Until now, there has been no evidence of progression of bowel endometriosis despite the use of endocrine therapies. This report shows, for the first time, that the oral contraceptive pill does not prevent the progression of bowel endometriosis. Nowadays, modern radiological techniques and transvaginal ultrasonography often allow a non-invasive diagnosis of rectosigmoid endometriosis [1, 11, 12]. These patients should be fully informed of the potential benefits and limitations of endocrine and surgical therapies. In particular, patients refusing surgery and using medical treatments may have an improvement in pain and intestinal symptoms [810]; however, they should be aware that a silent progression of bowel endometriotic nodules might occur despite endocrine treatments. Furthermore, these patients should be carefully monitored for potential progression of intestinal lesions.
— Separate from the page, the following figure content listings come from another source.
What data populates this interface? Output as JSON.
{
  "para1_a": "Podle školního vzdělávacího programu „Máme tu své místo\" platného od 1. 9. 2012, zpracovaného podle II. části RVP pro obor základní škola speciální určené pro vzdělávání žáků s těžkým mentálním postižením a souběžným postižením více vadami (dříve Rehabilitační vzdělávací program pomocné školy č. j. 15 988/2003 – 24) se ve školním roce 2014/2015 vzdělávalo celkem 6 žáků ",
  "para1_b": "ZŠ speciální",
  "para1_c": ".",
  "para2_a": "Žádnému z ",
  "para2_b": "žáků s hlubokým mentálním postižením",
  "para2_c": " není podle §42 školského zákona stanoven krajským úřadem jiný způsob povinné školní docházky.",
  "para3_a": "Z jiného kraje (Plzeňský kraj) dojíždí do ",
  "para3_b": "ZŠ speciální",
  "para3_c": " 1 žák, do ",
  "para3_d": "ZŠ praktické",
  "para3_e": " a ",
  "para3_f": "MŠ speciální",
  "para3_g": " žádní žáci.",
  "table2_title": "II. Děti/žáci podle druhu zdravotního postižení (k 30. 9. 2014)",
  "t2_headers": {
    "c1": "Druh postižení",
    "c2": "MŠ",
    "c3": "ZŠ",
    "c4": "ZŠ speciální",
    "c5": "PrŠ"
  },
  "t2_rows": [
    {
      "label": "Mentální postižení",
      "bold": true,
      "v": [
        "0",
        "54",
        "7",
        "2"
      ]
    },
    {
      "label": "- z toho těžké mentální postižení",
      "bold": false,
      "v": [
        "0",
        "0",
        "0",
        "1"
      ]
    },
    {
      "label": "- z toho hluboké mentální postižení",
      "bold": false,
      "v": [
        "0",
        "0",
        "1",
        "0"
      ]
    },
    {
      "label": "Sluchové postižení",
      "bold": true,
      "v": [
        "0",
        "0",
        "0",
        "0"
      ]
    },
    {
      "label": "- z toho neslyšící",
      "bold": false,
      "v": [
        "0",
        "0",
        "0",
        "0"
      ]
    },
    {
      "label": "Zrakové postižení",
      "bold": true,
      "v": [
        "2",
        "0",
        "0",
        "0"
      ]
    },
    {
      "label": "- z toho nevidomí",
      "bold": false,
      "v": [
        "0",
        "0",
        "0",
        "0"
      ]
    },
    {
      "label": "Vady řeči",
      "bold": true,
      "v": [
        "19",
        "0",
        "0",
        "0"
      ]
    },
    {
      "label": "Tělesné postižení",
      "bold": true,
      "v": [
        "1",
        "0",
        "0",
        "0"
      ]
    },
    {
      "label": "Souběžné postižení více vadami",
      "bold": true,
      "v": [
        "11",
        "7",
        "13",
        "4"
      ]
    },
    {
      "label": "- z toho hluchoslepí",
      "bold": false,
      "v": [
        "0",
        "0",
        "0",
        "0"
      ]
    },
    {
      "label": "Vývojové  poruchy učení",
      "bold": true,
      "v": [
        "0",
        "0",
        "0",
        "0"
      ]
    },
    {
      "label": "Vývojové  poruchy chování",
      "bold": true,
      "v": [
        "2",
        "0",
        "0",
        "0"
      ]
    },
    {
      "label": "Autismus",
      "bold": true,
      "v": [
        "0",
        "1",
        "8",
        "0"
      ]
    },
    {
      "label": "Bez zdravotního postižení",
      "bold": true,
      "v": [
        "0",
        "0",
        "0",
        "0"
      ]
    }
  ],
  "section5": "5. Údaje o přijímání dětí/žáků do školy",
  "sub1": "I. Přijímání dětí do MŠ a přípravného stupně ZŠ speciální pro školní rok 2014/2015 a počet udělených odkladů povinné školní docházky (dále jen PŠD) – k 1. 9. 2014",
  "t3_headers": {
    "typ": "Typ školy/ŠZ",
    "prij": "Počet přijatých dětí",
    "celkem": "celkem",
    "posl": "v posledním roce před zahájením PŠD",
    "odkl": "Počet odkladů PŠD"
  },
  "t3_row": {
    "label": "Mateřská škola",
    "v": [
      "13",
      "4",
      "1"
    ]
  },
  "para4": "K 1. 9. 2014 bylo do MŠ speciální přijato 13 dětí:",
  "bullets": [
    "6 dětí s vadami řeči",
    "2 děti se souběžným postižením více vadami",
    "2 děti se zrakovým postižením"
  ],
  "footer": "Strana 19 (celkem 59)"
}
A limitation of this case report consists in the fact that the first diagnosis of sigmoid endometriosis was based on MDCT-e and not on surgery and histology. However, previous studies demonstrated that MDCT-e has high sensibility and specificity for detecting intestinal endometriotic lesions and for determining the depth of infiltration of the nodules in the bowel wall [1315]. A prospective study including 98 women showed that MDCT-e is reliable in identifying the depth of infiltration of serosal and muscular lesions, while an underestimation of the lesions reaching the submucosa may be observed [13]. In conclusion, to the best of our knowledge, this case report demonstrates for the first time that a progression of bowel endometriosis might occur despite hormonal therapies. This information should be given to all women choosing to avoid the surgical excision of colorectal endometriosis.